A Caravaggio potrebbe sorgere un museo dove saranno esposte le opere del pittore milanese Saturnino. Un progetto ambizioso che vuole essere un omaggio postumo del caravaggino Roberto Lupi Franzini, suo figlio adottivo, con lo scopo di riaccendere i riflettori su un artista dimenticato troppo in fretta, ma dall’indiscusso valore.
Saturnino, pittore dimenticato
A raccontare chi era Saturnino, all’anagrafe Carlo Franzini, ci sono non solo centinaia di dipinti ma anche i suoi diari, che Roberto ha deciso di rendere pubblici sul canale Telegram proprio per fare in modo che chiunque possa riscoprire un uomo che ha dato davvero tanto all’arte ma che forse non è riuscito a entrare nei circuiti che portano alla fama imperitura, finendo nell’oblio.
"Io sono caravaggino e ho conosciuto colui che sarebbe diventato mio padre adottivo nei primi anni ‘90, quando studiavo legge a Milano - ha spiegato - un amico l’aveva incontrato sulle Dolomiti e aveva fatto una visita nel suo studio, così quando mi invitò a tornarci con lui ci andai. Saturnino stava allestendo una mostra a Trezzo sull’Adda e mi chiese di dargli una mano a preparare le cornici dei quadri. Ero in attesa di discutere la tesi e accettai".
Carlo Franzini, Saturnino, con il figlio adottivo Roberto Lupi Franzini
Un incontro che cambiò la vita di entrambi.
"Avrei dovuto fare l’avvocato ma dopo la laurea alla fine sono rimasto con lui - ha ricordato - Quella di Trezzo fu l’ultima mostra che fece nella nostra Penisola, si era già stancato del mondo dell’arte: aveva un grande studio-museo in piazza Duomo, si diceva fosse il più bello d’Italia, ma lui viveva a Parigi e quindi affidò a me la sua gestione".
Un rapporto d’amicizia e di lavoro sempre più stretto, tanto che nonostante Roberto avesse la sua famiglia naturale, venne adottato da Saturnino.

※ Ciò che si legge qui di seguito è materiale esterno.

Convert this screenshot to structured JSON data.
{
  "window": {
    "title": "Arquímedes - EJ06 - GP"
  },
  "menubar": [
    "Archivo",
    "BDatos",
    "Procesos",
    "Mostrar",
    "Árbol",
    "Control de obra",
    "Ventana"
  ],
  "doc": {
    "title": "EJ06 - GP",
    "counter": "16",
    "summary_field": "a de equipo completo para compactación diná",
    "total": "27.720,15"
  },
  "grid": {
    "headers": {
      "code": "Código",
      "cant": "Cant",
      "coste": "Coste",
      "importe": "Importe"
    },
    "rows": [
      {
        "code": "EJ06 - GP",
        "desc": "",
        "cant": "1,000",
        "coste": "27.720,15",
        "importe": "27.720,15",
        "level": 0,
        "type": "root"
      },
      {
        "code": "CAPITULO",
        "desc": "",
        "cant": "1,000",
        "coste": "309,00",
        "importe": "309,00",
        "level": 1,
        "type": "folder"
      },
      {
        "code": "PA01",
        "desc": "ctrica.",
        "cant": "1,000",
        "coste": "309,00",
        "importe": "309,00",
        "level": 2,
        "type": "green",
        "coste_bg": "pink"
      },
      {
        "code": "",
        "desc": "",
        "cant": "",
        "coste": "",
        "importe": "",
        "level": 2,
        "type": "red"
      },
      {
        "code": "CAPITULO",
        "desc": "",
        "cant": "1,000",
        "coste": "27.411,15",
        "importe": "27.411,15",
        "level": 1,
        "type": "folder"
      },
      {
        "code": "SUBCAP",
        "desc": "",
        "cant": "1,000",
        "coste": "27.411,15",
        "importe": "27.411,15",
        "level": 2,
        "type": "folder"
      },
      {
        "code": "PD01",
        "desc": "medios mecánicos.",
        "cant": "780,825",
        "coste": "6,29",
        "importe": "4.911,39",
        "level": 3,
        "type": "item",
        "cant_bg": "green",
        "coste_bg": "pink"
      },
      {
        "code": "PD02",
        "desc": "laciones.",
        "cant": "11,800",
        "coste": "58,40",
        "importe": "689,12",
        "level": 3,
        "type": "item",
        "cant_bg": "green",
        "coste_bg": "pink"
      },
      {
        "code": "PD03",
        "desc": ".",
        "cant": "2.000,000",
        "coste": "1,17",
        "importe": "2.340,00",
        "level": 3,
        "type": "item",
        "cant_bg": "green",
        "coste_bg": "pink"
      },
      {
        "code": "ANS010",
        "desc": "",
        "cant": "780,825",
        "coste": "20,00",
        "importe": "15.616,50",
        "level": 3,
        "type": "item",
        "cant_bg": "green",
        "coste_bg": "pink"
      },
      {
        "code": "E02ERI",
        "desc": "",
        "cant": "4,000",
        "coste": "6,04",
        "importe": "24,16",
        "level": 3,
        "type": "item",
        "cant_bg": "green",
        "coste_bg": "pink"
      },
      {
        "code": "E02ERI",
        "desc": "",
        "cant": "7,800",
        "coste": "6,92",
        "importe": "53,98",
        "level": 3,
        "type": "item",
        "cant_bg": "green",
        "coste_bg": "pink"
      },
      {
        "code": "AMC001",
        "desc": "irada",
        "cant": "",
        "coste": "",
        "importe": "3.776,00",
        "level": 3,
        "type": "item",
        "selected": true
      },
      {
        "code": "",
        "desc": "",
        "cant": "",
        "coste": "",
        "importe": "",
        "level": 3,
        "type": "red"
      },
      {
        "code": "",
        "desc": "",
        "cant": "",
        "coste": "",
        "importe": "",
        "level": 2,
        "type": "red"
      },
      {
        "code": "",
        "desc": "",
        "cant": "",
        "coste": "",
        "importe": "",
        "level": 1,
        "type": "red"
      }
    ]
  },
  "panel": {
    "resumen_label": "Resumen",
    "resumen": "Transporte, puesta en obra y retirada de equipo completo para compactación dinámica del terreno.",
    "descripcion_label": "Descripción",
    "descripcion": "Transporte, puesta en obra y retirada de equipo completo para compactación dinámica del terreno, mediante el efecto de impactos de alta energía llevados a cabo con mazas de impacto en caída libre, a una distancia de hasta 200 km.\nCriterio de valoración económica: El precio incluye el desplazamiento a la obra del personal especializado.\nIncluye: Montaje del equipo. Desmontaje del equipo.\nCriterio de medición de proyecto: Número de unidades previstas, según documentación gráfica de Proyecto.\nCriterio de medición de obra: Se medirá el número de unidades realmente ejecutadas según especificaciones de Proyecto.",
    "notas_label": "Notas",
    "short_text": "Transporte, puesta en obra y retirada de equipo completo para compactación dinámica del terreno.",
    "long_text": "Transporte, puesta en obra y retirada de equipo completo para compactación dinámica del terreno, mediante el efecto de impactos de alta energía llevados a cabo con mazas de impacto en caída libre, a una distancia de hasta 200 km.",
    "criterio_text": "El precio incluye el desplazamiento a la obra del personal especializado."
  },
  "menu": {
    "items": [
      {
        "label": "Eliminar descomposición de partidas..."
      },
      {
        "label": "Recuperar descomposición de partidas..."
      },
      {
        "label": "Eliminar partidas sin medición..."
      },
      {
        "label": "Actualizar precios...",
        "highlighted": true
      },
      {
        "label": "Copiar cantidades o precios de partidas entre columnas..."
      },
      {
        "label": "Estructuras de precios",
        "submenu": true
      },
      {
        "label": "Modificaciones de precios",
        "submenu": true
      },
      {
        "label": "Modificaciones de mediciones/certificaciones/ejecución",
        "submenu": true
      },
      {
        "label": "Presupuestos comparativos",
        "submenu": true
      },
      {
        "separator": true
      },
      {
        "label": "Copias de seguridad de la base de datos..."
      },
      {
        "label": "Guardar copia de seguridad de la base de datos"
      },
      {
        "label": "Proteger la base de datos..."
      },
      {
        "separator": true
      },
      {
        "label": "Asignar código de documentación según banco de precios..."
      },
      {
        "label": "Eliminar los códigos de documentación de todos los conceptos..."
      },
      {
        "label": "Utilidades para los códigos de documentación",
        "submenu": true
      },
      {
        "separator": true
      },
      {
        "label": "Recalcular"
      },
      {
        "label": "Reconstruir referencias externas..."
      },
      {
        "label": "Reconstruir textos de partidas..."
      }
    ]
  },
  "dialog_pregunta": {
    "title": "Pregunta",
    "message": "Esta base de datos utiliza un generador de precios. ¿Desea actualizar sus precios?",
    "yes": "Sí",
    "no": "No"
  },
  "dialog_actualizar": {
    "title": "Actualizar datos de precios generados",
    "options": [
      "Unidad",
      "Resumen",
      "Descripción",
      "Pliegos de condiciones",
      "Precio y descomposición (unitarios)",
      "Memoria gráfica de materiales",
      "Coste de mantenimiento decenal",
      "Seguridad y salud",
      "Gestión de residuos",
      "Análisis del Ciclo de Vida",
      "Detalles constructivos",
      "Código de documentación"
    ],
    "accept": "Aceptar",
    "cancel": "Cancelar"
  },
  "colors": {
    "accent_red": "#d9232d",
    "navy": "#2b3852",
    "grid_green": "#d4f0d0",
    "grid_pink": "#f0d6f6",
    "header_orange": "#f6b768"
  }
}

"Diceva che avrebbe voluto due figli, un maschio e una femmina, ma non una moglie - ha sorriso - del resto era un uomo magnifico ma molto complesso, difficile trovare la compagna giusta. Era capace di grande solarità ma contemporaneamente di picchi di malessere profondo, sbalzi d’umore molto forti e repentini. Lo definirei un uomo “colorato”, dal talento poliedrico: era un pittore ma anche un tenore di altissimo livello, cantò persino con Maria Callas. Diplomato all’Accademia di Brera, proprio per distinguere le due carriere scelse il suo pseudonimo leggendo il santo del giorno sul calendario. Esattamente 50 anni fa era all’apice del successo, con una mostra nella sala delle Cariatidi al Palazzo reale di Milano. C’era la fila per pagare il biglietto e vedere le sue opere, eppure oggi nessuno lo ricorda più...".
Un artista dallo spirito molto indipendente, che aveva un rapporto difficilissimo con il mondo dell’arte, stroncato nel 2003 da un infarto.
Il progetto della casa-museo
"Mi mette molta tristezza il fatto che non ci sia memoria - ha continuato - la gente dimentica. Ecco perché ho deciso di pubblicare i suoi diari: oggi chi propone eventi per ricordarlo si comporta come farebbe con un dilettante e quindi rifiuto, gli farei del male... Era un artista di valore forse maggiore di quanti sono diventati più famosi di lui".
Ma non basta far conoscere un uomo che ha lasciato una grande eredità artistica attraverso le pagine più intime della sua vita, da dove emerge il suo carattere: Roberto ha in mente una casa-museo.
"Leggendo le pagine che ho selezionato tra quelle importanti per la sua storia e la sua arte, dal 1972 al giorno della sua morte, si capisce il perché della sua pittura così nervosa, mossa - ha osservato - nei suoi paesaggi non c’è un monumento famoso che non sia “piegato”. Aveva una grande espressività e sensibilità che però diventava anche rabbia. Ho trasferito tutte le sue opere in un appartamento a Capralba, 600 quadri a olio, circa duemila opere su carta e tutto quello che c’era nel suo studio milanese, in attesa di trovare uno spazio a Caravaggio che possa diventare la 'Casa di Saturnino'. Il pubblico potrà tornare ad ammirare le sue opere. So che è un’impresa difficile ma il mio padre adottivo lo merita".